Warren Buffett, the billionaire investor and perhaps the most notable figure of them all, called bitcoin on Oct. 26 “a real bubble” during a question-and-answer session he hosts every year. At the time, bitcoin stayed close to the $5,700 mark.

“People get excited from big price movements, and Wall Street accommodates … You can’t value bitcoin because it’s not a value-producing asset.”

In the following week on Nov 2, CEO of Credit Suisse Tidjane Thiam, weighed in on the topic at a press conference, where he noted that bitcoin’s ability to facilitate anonymous transactions made it a challenge.
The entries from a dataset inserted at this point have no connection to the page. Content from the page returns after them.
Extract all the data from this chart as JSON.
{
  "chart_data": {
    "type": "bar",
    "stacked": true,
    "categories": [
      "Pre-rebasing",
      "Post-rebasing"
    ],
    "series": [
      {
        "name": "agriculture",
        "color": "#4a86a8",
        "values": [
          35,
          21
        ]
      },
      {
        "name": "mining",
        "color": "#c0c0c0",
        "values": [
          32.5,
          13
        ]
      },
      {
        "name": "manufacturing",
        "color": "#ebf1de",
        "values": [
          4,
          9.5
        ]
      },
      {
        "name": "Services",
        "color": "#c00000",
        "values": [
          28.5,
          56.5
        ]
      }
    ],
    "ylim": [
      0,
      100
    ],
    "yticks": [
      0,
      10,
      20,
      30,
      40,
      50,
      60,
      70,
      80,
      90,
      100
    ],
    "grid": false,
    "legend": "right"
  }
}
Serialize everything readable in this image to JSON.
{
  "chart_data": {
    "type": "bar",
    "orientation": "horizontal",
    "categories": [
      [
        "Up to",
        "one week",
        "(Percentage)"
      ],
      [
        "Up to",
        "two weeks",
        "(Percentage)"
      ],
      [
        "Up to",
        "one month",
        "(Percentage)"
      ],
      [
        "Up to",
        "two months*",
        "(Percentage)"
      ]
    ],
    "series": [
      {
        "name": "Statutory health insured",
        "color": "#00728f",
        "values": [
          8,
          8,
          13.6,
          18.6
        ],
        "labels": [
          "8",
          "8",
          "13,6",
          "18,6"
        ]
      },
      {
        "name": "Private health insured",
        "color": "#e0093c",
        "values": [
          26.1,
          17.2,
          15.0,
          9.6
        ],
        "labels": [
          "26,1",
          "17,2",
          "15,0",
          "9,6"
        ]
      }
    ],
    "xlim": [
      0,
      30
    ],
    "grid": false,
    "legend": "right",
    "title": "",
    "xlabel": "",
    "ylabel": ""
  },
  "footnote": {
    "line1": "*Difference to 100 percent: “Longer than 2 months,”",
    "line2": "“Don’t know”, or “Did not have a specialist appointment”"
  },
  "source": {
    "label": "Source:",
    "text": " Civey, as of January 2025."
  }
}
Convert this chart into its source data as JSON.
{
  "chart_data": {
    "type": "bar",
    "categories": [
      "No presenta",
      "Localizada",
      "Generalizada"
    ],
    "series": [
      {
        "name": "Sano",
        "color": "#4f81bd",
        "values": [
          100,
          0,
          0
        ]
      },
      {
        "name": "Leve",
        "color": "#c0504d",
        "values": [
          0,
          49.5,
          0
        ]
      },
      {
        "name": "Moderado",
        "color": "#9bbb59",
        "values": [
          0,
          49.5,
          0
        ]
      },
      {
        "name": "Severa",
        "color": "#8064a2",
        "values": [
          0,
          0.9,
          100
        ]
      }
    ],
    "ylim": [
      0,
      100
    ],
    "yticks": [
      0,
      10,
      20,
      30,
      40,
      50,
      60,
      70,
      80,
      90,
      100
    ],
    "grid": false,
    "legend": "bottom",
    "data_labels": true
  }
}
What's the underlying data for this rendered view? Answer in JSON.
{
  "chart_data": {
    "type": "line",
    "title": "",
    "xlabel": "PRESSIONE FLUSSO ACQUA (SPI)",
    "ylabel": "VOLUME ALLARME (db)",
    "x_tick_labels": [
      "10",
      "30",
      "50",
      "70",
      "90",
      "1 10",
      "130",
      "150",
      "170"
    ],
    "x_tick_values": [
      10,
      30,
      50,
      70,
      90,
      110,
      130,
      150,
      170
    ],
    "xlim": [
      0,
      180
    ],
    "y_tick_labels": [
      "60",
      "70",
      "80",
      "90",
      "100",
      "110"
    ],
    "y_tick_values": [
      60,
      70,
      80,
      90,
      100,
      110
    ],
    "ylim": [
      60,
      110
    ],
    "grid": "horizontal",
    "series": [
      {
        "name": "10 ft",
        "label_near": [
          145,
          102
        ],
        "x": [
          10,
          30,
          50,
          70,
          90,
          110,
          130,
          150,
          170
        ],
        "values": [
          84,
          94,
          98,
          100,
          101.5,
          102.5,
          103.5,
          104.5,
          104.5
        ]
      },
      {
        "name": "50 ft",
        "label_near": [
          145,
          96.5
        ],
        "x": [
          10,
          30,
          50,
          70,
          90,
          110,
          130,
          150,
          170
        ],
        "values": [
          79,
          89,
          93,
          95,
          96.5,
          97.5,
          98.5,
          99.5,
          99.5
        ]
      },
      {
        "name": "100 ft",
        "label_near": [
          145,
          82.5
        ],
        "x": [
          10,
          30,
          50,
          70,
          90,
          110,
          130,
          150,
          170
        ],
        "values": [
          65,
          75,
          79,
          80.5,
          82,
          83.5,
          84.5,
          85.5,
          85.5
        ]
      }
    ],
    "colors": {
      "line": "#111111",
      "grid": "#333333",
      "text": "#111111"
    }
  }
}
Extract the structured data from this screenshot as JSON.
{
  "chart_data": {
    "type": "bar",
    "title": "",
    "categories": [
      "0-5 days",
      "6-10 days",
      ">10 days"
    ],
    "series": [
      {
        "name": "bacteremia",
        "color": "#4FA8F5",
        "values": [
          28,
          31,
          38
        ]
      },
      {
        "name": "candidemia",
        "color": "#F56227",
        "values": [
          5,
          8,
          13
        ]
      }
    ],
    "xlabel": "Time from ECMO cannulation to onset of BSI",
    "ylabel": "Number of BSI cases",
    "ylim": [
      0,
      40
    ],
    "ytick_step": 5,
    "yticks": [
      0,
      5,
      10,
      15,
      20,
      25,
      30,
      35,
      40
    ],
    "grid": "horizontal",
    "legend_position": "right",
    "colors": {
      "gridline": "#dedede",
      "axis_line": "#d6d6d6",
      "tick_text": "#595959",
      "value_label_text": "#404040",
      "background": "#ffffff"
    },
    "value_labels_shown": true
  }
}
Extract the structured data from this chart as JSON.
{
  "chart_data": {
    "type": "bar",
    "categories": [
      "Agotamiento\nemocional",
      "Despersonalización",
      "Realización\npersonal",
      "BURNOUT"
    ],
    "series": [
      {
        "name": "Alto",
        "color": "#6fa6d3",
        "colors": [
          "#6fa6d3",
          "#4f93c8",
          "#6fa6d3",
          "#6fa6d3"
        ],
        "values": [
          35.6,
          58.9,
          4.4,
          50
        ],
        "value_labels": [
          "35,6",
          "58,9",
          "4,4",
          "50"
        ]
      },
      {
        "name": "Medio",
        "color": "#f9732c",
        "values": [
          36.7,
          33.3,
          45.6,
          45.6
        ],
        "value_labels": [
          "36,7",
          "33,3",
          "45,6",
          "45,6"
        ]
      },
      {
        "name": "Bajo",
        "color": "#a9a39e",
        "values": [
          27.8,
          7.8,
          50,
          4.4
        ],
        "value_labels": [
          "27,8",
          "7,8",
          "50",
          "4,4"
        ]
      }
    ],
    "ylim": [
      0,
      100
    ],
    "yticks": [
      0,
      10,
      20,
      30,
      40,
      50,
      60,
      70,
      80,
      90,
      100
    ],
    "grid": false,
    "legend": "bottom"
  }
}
At the time, the cryptocurrency was floating around the $7,000 mark.

“From what we can identify, the only reason today to buy or sell bitcoin is to make money, which is the very definition of speculation and the very definition of a bubble.”

Another billionaire investor Carl Icahn, also the founder of Icahn Enterprises said in an interview on Dec. 1 that bitcoin looked like a bubble to him, comparing it to the Mississippi land bubble just prior to its collapse. Bitcoin jumped around the historical $10,000 mark at the time.

“I got to tell you honestly, I don’t understand it … I just don’t get it. I just stay out of something if I don’t understand it.”

The Bullish

Yet the legendary hedge fund investor Bill Miller stood by a different view. He doubled down on his belief in cryptocurrencies as his MVP1 fund had increased its weight on bitcoin and bitcoin cash to nearly 50 percent. In mid December, he said in a podcast that his fund bought in around 2013 and 2014 when the bitcoin price was at $350 in average. At that time, the bitcoin investment only accounted for 5 percent of the pool.

Miller also took aim at those who have criticized the cryptocurrency, including Warren Buffet and Jamie Dimon above. According to Miller, neither of them had fully thought the topic through.

“I’m highly confident to say that not one of them had actually studied it carefully,” he said during the podcast. “That is to say, they have strong opinions about something they haven’t really looked at.”

The Academia

While experts from the academic world didn’t go as far as the financiers who cast doubts on the legitimacy of cryptocurrencies, they nonetheless raised questions on the bubble as well as whether cryptocurrencies can truly be evaluated in a rational model.

More known as the Wall Street’s “Dean of Valuation”, Aswath Damodaran, a Finance Professor at New York University’s Stern School of Business wrote on Oct. 25 in a blog post that that he does not think cryptocurrencies would ever be an asset class. Nor could it be a commodity.

“Bitcoin is not an asset, but a currency, and as such, you cannot value it or invest in it. You can only price it and trade it.”

Nouriel Roubini, Economics Professor at New York University’s Stern School of Business, referred to bitcoin as a “gigantic speculative bubble” on Nov. 8 during an interview with Business Insider Poland. Bitcoin reached nearly $8,000 at the time.

“What’s more – it is also used by criminals, for their shady business. I think that more and more countries will start to make cryptocurrency exchanges illegal like China did. New regulations will be adopted. So, this will find its end.”

Joseph Stigliz, former chief economist at the World Bank and now a professor at the Columbia University said on Nov. 29 he believes digital currencies should be controlled by the government, calling bitcoin’s price increases unsustainable. At the time, bitcoin was jumping around the $9,900 mark.

“Bitcoin is successful only because of its potential for circumvention, lack of oversight … So it seems to me it ought to be outlawed. It doesn’t serve any socially useful function.”

Robert Shiller, Nobel prize-winning economist somehow echoed with a similar view on Dec. 19. He said in an interview that investors in the cryptocurrency are not making rational decisions when it comes to bitcoin investment since there’s not way to evaluate the cryptocurrency. Bitcoin’s price skyrocketed to almost $20,000 over the prior weekend.

“I think the value of bitcoin is exceptionally ambiguous,” he said. “You might think people who are educated will transform the decision problem into something precise … But it doesn’t seem like the brain is doing that.”